According to Devon Corneal, Seton Hall Law School Associate Dean of Academics, the boot camp is an opportunity for about a dozen students considering gaming industry careers to “learn what is expected of them.”
“We really require that they participate,” Corneal says. “They have to ask questions, they have to learn to network, they’ve got to really engage in the process. It helps us understand the contours of the issues that are facing regulators and operators and professionals and help them clarify what they need to help prepare, and what they need to be, in order to enter that field.”
The Seton Hall Bootcamp is scheduled for March 4-5 at the Seton Hall University Law School in Newark, New Jersey.
Corneal notes that Seton Hall’s law school has been hosting compliance education sessions for healthcare professionals for 20 years. The growth of sports betting since the repeal of the Professional and Amateur Sports Protection Act in 2018, and the state of New Jersey’s importance as one of the gaming industry’s hubs, indicated a need for the Seton Hall bootcamp.

“It seemed like this was the place where we could really contribute and start to develop corporate cultures of ethics and compliance and regulatory affairs,” Corneal says of the bootcamps, which debuted in 2020.
The growth of sports betting and the expected expansion of igaming make it imperative that gaming professionals be well-versed in compliance issues. Sessions such as “The Purpose of Compliance Officers & Compliance Committees” and “Operating Successfully in Multiple Markets & Working Effectively with Regulators” are designed to illustrate how to navigate various gaming markets.
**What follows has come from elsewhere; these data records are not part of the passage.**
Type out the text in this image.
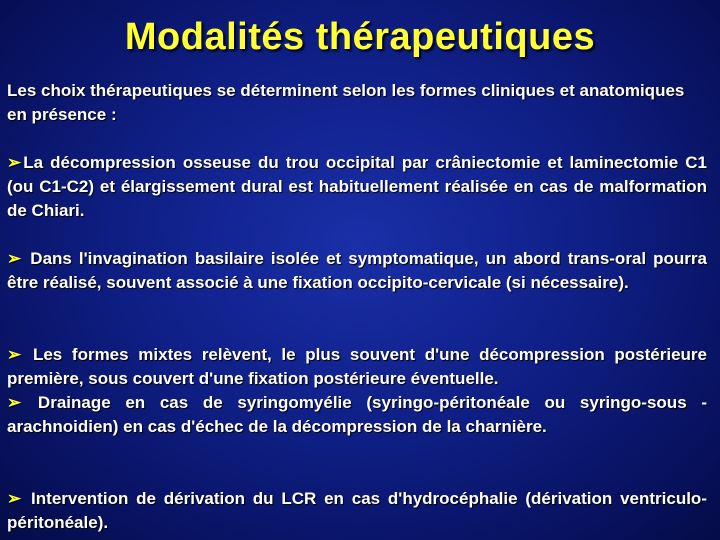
Modalités thérapeutiques
Les choix thérapeutiques se déterminent selon les formes cliniques et anatomiques en présence :
➢ La décompression osseuse du trou occipital par crâniectomie et laminectomie C1 (ou C1-C2) et élargissement dural est habituellement réalisée en cas de malformation de Chiari.
➢ Dans l'invagination basilaire isolée et symptomatique, un abord trans-oral pourra être réalisé, souvent associé à une fixation occipito-cervicale (si nécessaire).
➢ Les formes mixtes relèvent, le plus souvent d'une décompression postérieure première, sous couvert d'une fixation postérieure éventuelle.
➢ Drainage en cas de syringomyélie (syringo-péritonéale ou syringo-sous -arachnoidien) en cas d'échec de la décompression de la charnière.
➢ Intervention de dérivation du LCR en cas d'hydrocéphalie (dérivation ventriculo-péritonéale).
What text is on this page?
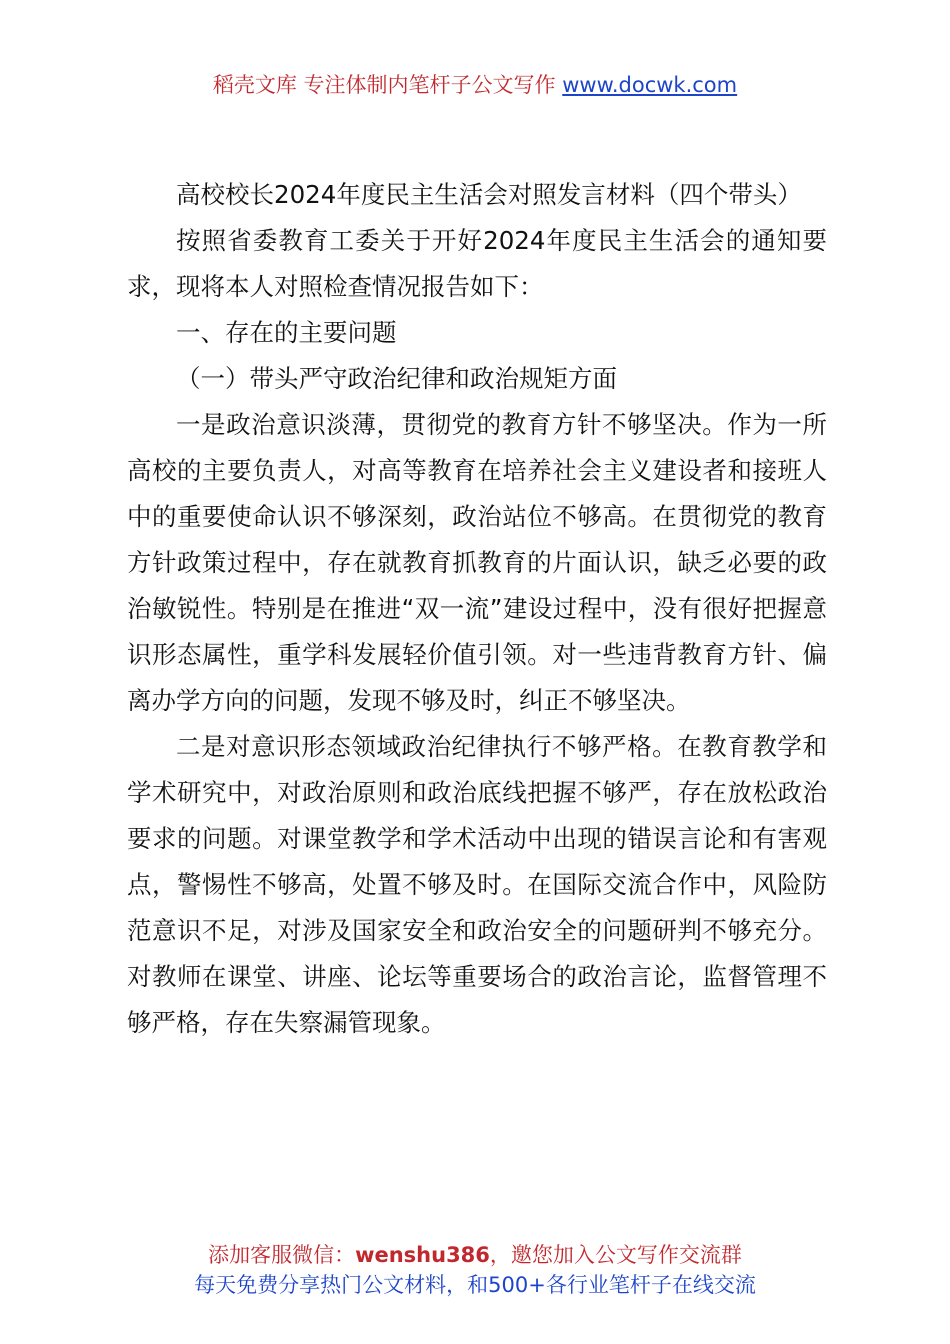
稻壳文库 专注体制内笔杆子公文写作 www.docwk.com

高校校长2024年度民主生活会对照发言材料（四个带头）

按照省委教育工委关于开好2024年度民主生活会的通知要求，现将本人对照检查情况报告如下：

一、存在的主要问题

（一）带头严守政治纪律和政治规矩方面

一是政治意识淡薄，贯彻党的教育方针不够坚决。作为一所高校的主要负责人，对高等教育在培养社会主义建设者和接班人中的重要使命认识不够深刻，政治站位不够高。在贯彻党的教育方针政策过程中，存在就教育抓教育的片面认识，缺乏必要的政治敏锐性。特别是在推进“双一流”建设过程中，没有很好把握意识形态属性，重学科发展轻价值引领。对一些违背教育方针、偏离办学方向的问题，发现不够及时，纠正不够坚决。

二是对意识形态领域政治纪律执行不够严格。在教育教学和学术研究中，对政治原则和政治底线把握不够严，存在放松政治要求的问题。对课堂教学和学术活动中出现的错误言论和有害观点，警惕性不够高，处置不够及时。在国际交流合作中，风险防范意识不足，对涉及国家安全和政治安全的问题研判不够充分。对教师在课堂、讲座、论坛等重要场合的政治言论，监督管理不够严格，存在失察漏管现象。

添加客服微信：wenshu386，邀您加入公文写作交流群
每天免费分享热门公文材料，和500+各行业笔杆子在线交流
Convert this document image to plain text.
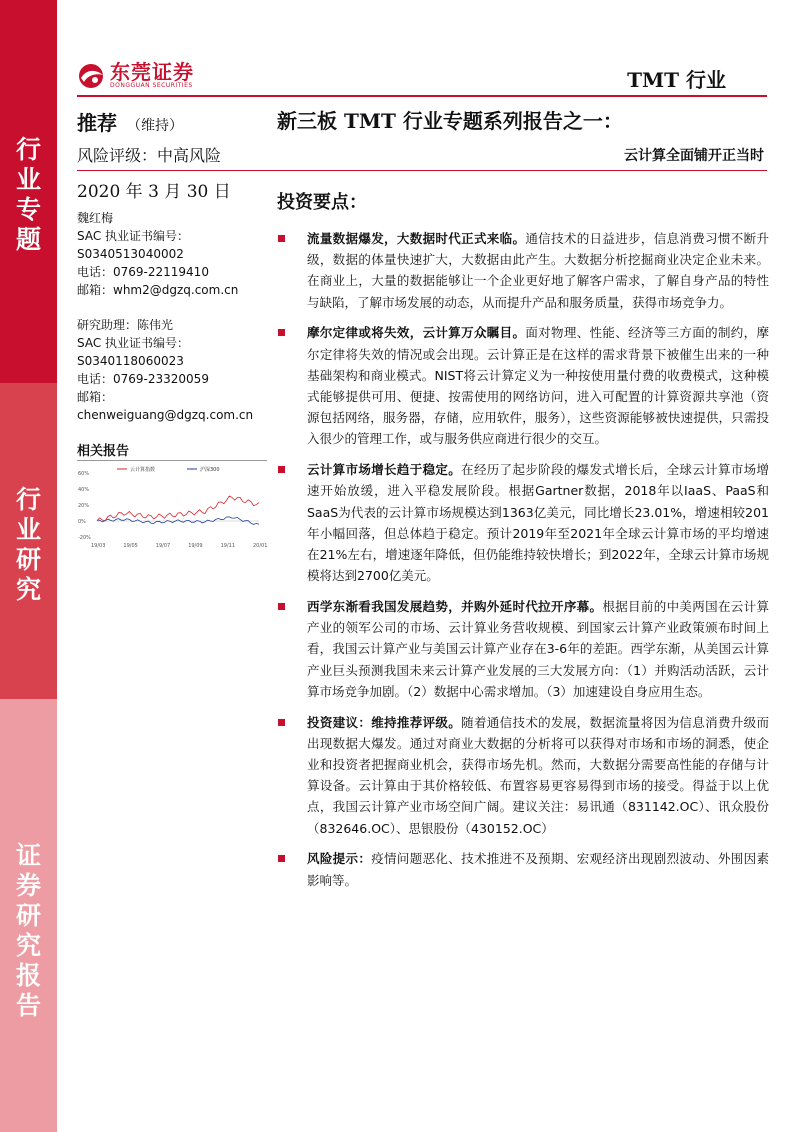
行业专题
行业研究
证券研究报告
东莞证券
DONGGUAN SECURITIES	TMT 行业
推荐 （维持）	新三板 TMT 行业专题系列报告之一：
风险评级：中高风险	云计算全面铺开正当时
2020 年 3 月 30 日
魏红梅
SAC 执业证书编号：
S0340513040002
电话：0769-22119410
邮箱：whm2@dgzq.com.cn
研究助理：陈伟光
SAC 执业证书编号：
S0340118060023
电话：0769-23320059
邮箱：
chenweiguang@dgzq.com.cn
相关报告
60%
40%
20%
0%
-20%
19/03	19/05	19/07	19/09	19/11	20/01
云计算指数	沪深300
投资要点：
流量数据爆发，大数据时代正式来临。通信技术的日益进步，信息消费习惯不断升级，数据的体量快速扩大，大数据由此产生。大数据分析挖掘商业决定企业未来。在商业上，大量的数据能够让一个企业更好地了解客户需求，了解自身产品的特性与缺陷，了解市场发展的动态，从而提升产品和服务质量，获得市场竞争力。
摩尔定律或将失效，云计算万众瞩目。面对物理、性能、经济等三方面的制约，摩尔定律将失效的情况或会出现。云计算正是在这样的需求背景下被催生出来的一种基础架构和商业模式。NIST将云计算定义为一种按使用量付费的收费模式，这种模式能够提供可用、便捷、按需使用的网络访问，进入可配置的计算资源共享池（资源包括网络，服务器，存储，应用软件，服务），这些资源能够被快速提供，只需投入很少的管理工作，或与服务供应商进行很少的交互。
云计算市场增长趋于稳定。在经历了起步阶段的爆发式增长后，全球云计算市场增速开始放缓，进入平稳发展阶段。根据Gartner数据，2018年以IaaS、PaaS和SaaS为代表的云计算市场规模达到1363亿美元，同比增长23.01%，增速相较201年小幅回落，但总体趋于稳定。预计2019年至2021年全球云计算市场的平均增速在21%左右，增速逐年降低，但仍能维持较快增长；到2022年，全球云计算市场规模将达到2700亿美元。
西学东渐看我国发展趋势，并购外延时代拉开序幕。根据目前的中美两国在云计算产业的领军公司的市场、云计算业务营收规模、到国家云计算产业政策颁布时间上看，我国云计算产业与美国云计算产业存在3-6年的差距。西学东渐，从美国云计算产业巨头预测我国未来云计算产业发展的三大发展方向：（1）并购活动活跃，云计算市场竞争加剧。（2）数据中心需求增加。（3）加速建设自身应用生态。
投资建议：维持推荐评级。随着通信技术的发展，数据流量将因为信息消费升级而出现数据大爆发。通过对商业大数据的分析将可以获得对市场和市场的洞悉，使企业和投资者把握商业机会，获得市场先机。然而，大数据分需要高性能的存储与计算设备。云计算由于其价格较低、布置容易更容易得到市场的接受。得益于以上优点，我国云计算产业市场空间广阔。建议关注：易讯通（831142.OC）、讯众股份（832646.OC）、思银股份（430152.OC）
风险提示：疫情问题恶化、技术推进不及预期、宏观经济出现剧烈波动、外围因素影响等。
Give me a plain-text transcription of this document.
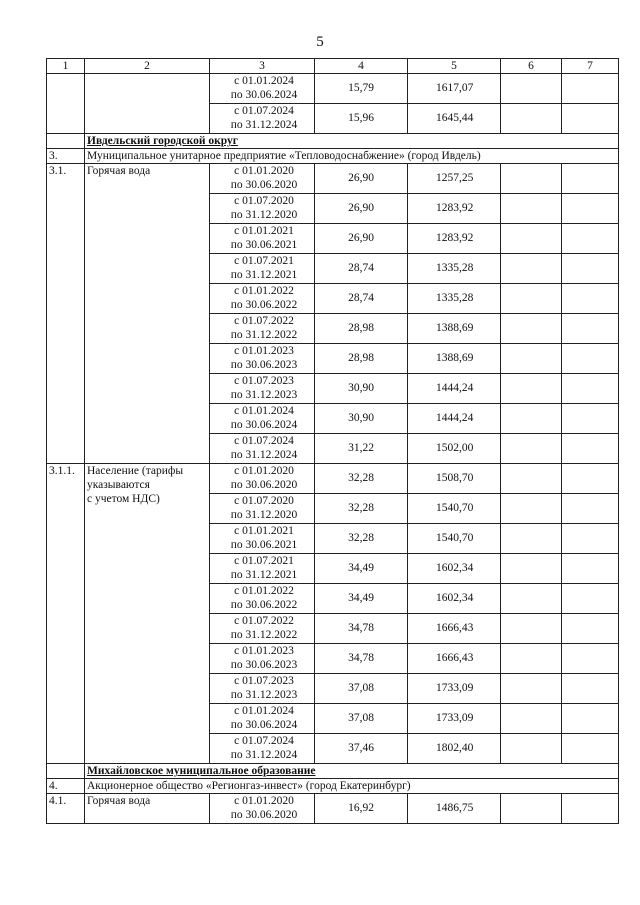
5
1	2	3	4	5	6	7

		с 01.01.2024
по 30.06.2024	15,79	1617,07		

		с 01.07.2024
по 31.12.2024	15,96	1645,44		

	Ивдельский городской округ					
3.	Муниципальное унитарное предприятие «Тепловодоснабжение» (город Ивдель)					
3.1.	Горячая вода	с 01.01.2020
по 30.06.2020	26,90	1257,25		

		с 01.07.2020
по 31.12.2020	26,90	1283,92		

		с 01.01.2021
по 30.06.2021	26,90	1283,92		

		с 01.07.2021
по 31.12.2021	28,74	1335,28		

		с 01.01.2022
по 30.06.2022	28,74	1335,28		

		с 01.07.2022
по 31.12.2022	28,98	1388,69		

		с 01.01.2023
по 30.06.2023	28,98	1388,69		

		с 01.07.2023
по 31.12.2023	30,90	1444,24		

		с 01.01.2024
по 30.06.2024	30,90	1444,24		

		с 01.07.2024
по 31.12.2024	31,22	1502,00		

3.1.1.	Население (тарифы
указываются
с учетом НДС)	с 01.01.2020
по 30.06.2020	32,28	1508,70		

		с 01.07.2020
по 31.12.2020	32,28	1540,70		

		с 01.01.2021
по 30.06.2021	32,28	1540,70		

		с 01.07.2021
по 31.12.2021	34,49	1602,34		

		с 01.01.2022
по 30.06.2022	34,49	1602,34		

		с 01.07.2022
по 31.12.2022	34,78	1666,43		

		с 01.01.2023
по 30.06.2023	34,78	1666,43		

		с 01.07.2023
по 31.12.2023	37,08	1733,09		

		с 01.01.2024
по 30.06.2024	37,08	1733,09		

		с 01.07.2024
по 31.12.2024	37,46	1802,40		

	Михайловское муниципальное образование					
4.	Акционерное общество «Регионгаз-инвест» (город Екатеринбург)					
4.1.	Горячая вода	с 01.01.2020
по 30.06.2020	16,92	1486,75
“What we can provide people with is the capacity to understand how to go about being compliant,” Corneal says. “How to foster internal cultures of ethics and compliance and regulatory experience, how to build positive relationships with regulators, how to read and analyze statutory guidance, how to prepare for the questions that they are going to face in the industry. What’s the appropriate level of advertising, what is the language that can be used, what are the questions that your compliance committee is going to ask. We’re trying to get people to think of these things. We’re not educating people as to the exact language of New York or New Jersey statutes, for example, but what we are doing is giving them the tools and the skills to understand their operations, how to effectively manage those relationships, how to build your substantive knowledge, how to connect with your colleagues in order to make good decisions.”
The intersection of sports and gambling will be featured in the session “Maintaining Sports Integrity: The Lifecyle of an Investigation.” Corneal notes that PASPA’s repeal and the adoption of sports betting in 30 states (counting North Carolina’s March 11 launch) and the District of Columbia has caused uncertainty among professional sports and collegiate teams, coaches, and athletes.
“Education at all those levels is incredibly important,” Corneal says. “It’s making sure that the entities and teams and leagues themselves know what the contours of the regulations are so that they can implement rules that make sense, and really provide the kind of educational support they need for everyone.”
The Seton Hall bootcamp also will feature sessions on “Responsible Gaming: Stories from the Front Lines” and “Tribal Gaming: The Current State of Play.”